There are a huge number of bands that put on great small venue shows that simply couldn't carry a large venue. And there are large venue bands that depend so much on the scale of the venue for their effects that they would lose a ton going to a smaller place.
There's great bar bands that couldn't handle a small theater, and small theater bands who couldn't handle a bar, and large venue bands that couldn't do either.
One of my favorite all-time bands to see in a 500 person bar is a group called Cowboy Mouth. They can work that setting better than anyone I've ever seen. But put them on a stage in front of 2,000 people at a small outdoor concert and they seem lost.
I don't think I've ever seen anyone better than Chet Atkins in the small-to-medium theater setting. But put him in a big auditorium and he dissappeared.
On the big stage Kiss was amazing, as was the Who, Eagles, and many others. At this level it's almost a genre centric thing. It's like comparing Broadway productions of Cats versus Phantom of the Opera . . . they're both so professionally produced and so well done that you can't say one is better than the other, it's just which show you happen to want to see that drives the answer.
"The music business is a cruel and shallow money trench, a long plastic hallway where thieves and pimps run free, and good men die like dogs. There's also a negative side." -- HST
Well, I have seen the Stones in every venue possible from a bar (the Red Lion in Denver) to Giants stadium and for me the only band better for live shows is The X-pensive wino's. Johnny Winter puts on a fantastic small venue show, Mott the Hoople with Queen as the opening act on Braodway was great.
The Stones are kind of a funny band to see live though, I would say if you can get tickets to a later show do that usually the first 10-15 dates are what gets them warmed up and show quality varies drastically from night to night, after that they really kick it into high gear.
Immature?
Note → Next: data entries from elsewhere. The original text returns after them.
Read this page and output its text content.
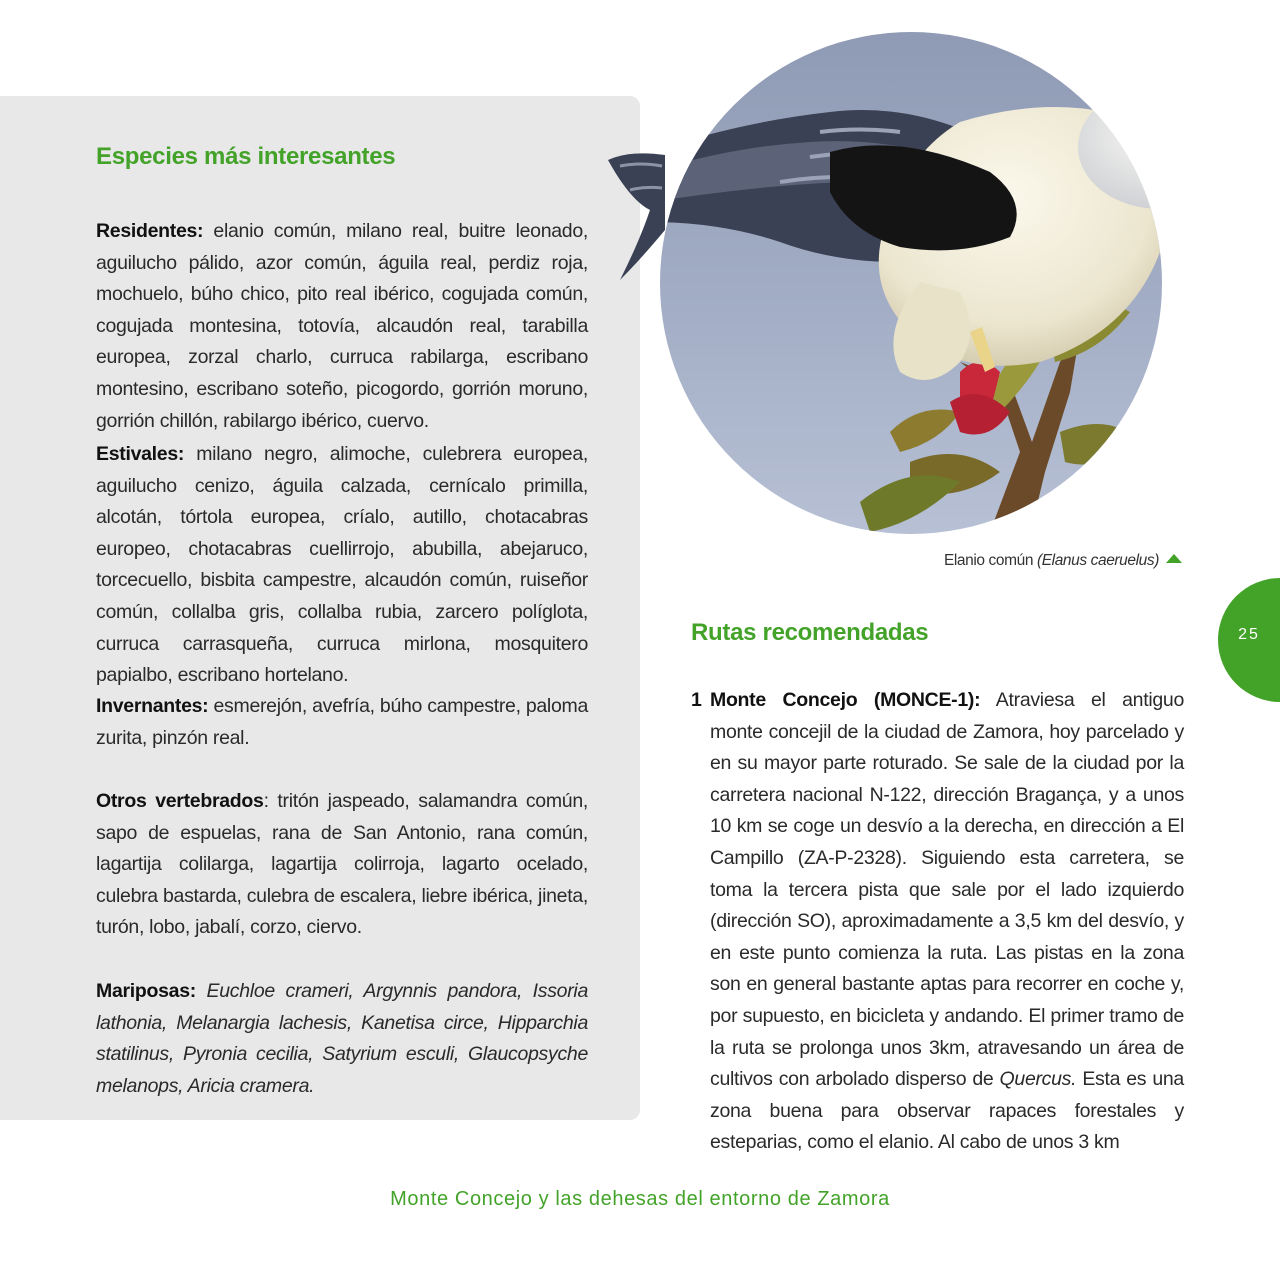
Especies más interesantes

Residentes: elanio común, milano real, buitre leonado, aguilucho pálido, azor común, águila real, perdiz roja, mochuelo, búho chico, pito real ibérico, cogujada común, cogujada montesina, totovía, alcaudón real, tarabilla europea, zorzal charlo, curruca rabilarga, escribano montesino, escribano soteño, picogordo, gorrión moruno, gorrión chillón, rabilargo ibérico, cuervo.

Estivales: milano negro, alimoche, culebrera europea, aguilucho cenizo, águila calzada, cernícalo primilla, alcotán, tórtola europea, críalo, autillo, chotacabras europeo, chotacabras cuellirrojo, abubilla, abejaruco, torcecuello, bisbita campestre, alcaudón común, ruiseñor común, collalba gris, collalba rubia, zarcero políglota, curruca carrasqueña, curruca mirlona, mosquitero papialbo, escribano hortelano.

Invernantes: esmerejón, avefría, búho campestre, paloma zurita, pinzón real.

Otros vertebrados: tritón jaspeado, salamandra común, sapo de espuelas, rana de San Antonio, rana común, lagartija colilarga, lagartija colirroja, lagarto ocelado, culebra bastarda, culebra de escalera, liebre ibérica, jineta, turón, lobo, jabalí, corzo, ciervo.

Mariposas: Euchloe crameri, Argynnis pandora, Issoria lathonia, Melanargia lachesis, Kanetisa circe, Hipparchia statilinus, Pyronia cecilia, Satyrium esculi, Glaucopsyche melanops, Aricia cramera.

Elanio común (Elanus caeruelus)

25

Rutas recomendadas

1 Monte Concejo (MONCE-1): Atraviesa el antiguo monte concejil de la ciudad de Zamora, hoy parcelado y en su mayor parte roturado. Se sale de la ciudad por la carretera nacional N-122, dirección Bragança, y a unos 10 km se coge un desvío a la derecha, en dirección a El Campillo (ZA-P-2328). Siguiendo esta carretera, se toma la tercera pista que sale por el lado izquierdo (dirección SO), aproximadamente a 3,5 km del desvío, y en este punto comienza la ruta. Las pistas en la zona son en general bastante aptas para recorrer en coche y, por supuesto, en bicicleta y andando. El primer tramo de la ruta se prolonga unos 3km, atravesando un área de cultivos con arbolado disperso de Quercus. Esta es una zona buena para observar rapaces forestales y esteparias, como el elanio. Al cabo de unos 3 km

Monte Concejo y las dehesas del entorno de Zamora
Of course I'm immature Einstein, I'm 50 and in a Rock and ROll band.
New Band site http://www.myspace.com/guidedbymonkeys
My favorite show was seeing Stevie Ray Vaughn in a small auditorium in college back in 1985. I was in the first row balcony. Truly amazing.
Kiss puts on a great show. Very entertaining. Of course, there's nothing like a Grateful Dead concert.
Dave
Sometimes in life you get shown the light,
In the strangest of places if you look at it right.